Asimismo, nos encontramos con la "realidad" y nuestra naturaleza no tiene nada que decir.  Simplemente, acepta el bien que la inteligencia de la persona le presenta. Es la persona la que es capax veritatis (capaz de conocer la verdad, o creada para la verdad). Y la verdad  se descubre al encarar lo real, más allá de lo útil. 

La ventaja de que la verdad esté en el origen significa para el hombre que puede ir ajustándose a ella en cada paso dado, aunque de hecho haya una tendencia a desvirtuar el rumbo, que necesita  de un rectificar continuo mientras se está en camino. La dispersión física del universo después del Big Bang, no es entonces el símil perfecto para el hombre. El hombre, aunque también se dispersa, siempre puede, antes del final, por mucho que se aleje,  remitirse a la verdad nativa de donde ha salido, en la que se encuentra el sentido de la vida. 

Por ejemplo, tanto Marcel Proust como Stefan Zweig figuran entre los maestros de la palabra en los comienzos del siglo XX; farragoso el primero, elegante el segundo. Proust objetivaba su intimidad, hecha jirones, a partir de los recuerdos de su memoria, para así ser el autor de su propia vida. Dice Robert Spaemann que quien miente debe tener "buena memoria y sangre fría". Recluido en un salón acondicionado contra el ruido, Proust trabajaba de noche y dormía de día. Vivía aislado. 

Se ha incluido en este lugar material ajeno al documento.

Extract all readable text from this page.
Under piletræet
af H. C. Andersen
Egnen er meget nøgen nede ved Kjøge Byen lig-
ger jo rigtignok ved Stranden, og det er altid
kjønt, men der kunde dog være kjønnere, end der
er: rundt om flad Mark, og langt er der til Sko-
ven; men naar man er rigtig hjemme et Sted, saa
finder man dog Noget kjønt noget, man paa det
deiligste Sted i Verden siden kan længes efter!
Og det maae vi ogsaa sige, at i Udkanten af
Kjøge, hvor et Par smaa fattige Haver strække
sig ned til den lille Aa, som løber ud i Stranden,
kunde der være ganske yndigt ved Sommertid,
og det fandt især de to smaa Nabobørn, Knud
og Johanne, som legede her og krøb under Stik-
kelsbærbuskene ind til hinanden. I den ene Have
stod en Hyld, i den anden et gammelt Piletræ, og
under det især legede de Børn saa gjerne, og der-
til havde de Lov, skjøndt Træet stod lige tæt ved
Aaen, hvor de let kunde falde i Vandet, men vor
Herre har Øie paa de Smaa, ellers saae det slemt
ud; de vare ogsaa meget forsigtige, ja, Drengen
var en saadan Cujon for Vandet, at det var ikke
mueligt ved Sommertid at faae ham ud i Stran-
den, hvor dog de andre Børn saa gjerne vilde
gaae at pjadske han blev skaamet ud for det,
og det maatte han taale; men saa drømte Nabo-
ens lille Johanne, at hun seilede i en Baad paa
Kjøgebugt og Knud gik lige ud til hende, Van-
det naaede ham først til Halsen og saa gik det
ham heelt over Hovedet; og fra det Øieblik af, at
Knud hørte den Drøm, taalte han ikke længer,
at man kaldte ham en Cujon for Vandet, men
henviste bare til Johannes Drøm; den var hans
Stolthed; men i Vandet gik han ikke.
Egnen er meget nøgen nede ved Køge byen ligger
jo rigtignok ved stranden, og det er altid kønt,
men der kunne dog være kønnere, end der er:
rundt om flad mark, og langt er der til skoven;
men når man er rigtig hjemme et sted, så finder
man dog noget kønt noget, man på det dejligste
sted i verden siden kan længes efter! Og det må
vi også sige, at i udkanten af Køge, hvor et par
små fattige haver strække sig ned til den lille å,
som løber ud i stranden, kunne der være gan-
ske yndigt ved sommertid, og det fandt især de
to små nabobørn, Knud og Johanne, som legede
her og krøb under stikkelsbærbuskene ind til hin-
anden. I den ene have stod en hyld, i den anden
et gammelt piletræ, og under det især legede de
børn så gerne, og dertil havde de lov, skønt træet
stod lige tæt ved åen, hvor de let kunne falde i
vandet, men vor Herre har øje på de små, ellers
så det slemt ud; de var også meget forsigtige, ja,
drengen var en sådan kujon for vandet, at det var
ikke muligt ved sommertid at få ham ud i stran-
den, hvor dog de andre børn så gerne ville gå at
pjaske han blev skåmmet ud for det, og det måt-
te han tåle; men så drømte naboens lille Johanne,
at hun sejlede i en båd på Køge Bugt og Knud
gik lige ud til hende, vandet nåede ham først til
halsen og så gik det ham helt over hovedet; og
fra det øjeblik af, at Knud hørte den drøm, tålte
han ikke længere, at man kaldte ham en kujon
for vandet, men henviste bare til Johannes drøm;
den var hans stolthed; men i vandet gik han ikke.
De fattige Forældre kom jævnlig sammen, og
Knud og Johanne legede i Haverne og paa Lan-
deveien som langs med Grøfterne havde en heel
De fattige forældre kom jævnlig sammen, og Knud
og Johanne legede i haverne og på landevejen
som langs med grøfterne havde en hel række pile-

Stefan Zweig, por el contrario, requería de la vida social y construía paradigmas ordenados aun en medio de las tormentas sociales, poniendo a salvo su yo. 

En ambos casos, la verdad reclamaba su lugar en su vida, ese  Dios de sus padres (hijo de madre judía, a quien adoraba, Proust; judío entero, Zweig). Pero no podían escuchar, porque al irse  dispersando, huyendo, no se remitieron al origen de su intolerancia o de sus miedos.

Ambos, contemporáneos algunos años de su vida,  conocian la primera parte del mandamiento primordial del Sinaí: amar a Dios sobre todas las cosas, y que ese saber se aniquila al encerrarse excesivamente en sí mismo. Sin ese amor no se puede vivir la caridad (ni siquiera consigo mismo), que es la síntesis de la Ley, ni tampoco con el prójimo.

Zweig huyó con su esposa a Brasil en medio de la II Guerra Mundial. No encontró la paz en su huída. Tenía todo el talento del mundo. Su esposa y él se suicidaron. 

Quizá su intransigencia le maniataba su libertad. Así nos cuenta el autor sobre sus lecturas, su principal ocupación:

 ...el inesperado éxito de mis libros proviene, según creo, en última instancia de un vicio personal, a saber: que soy un lector impaciente y de mucho temperamento. Me irrita toda facundia, todo lo difuso y vagamente exaltado, lo ambiguo, lo innecesariamente morboso de una novela, de una biografía, de una exposición intelectual. Solo un libro que se mantiene siempre, página tras página, sobre su nivel y que arrastra al lector hasta la última línea sin dejarle tomar aliento me proporciona un perfecto deleite. Nueve de cada diez libros que caen en mis manos los encuentro sobrecargados de descripciones superfluas, diálogos extensos y figuras secundarias inútiles que les quitan tensión y les restan dinamismo (Wikipedia).

En efecto, la palabra  nace al contacto con la realidad,  pero podría asfixiarse si se detiene en los recovecos del yo, hita de presentimientos impuestos por la inadecuación a la realidad. Stefan nunca se adecuó, porque, según él nos cuenta más arriba, tenía buenas razones para no hacerlo. Tampoco Proust quiso hacerlo.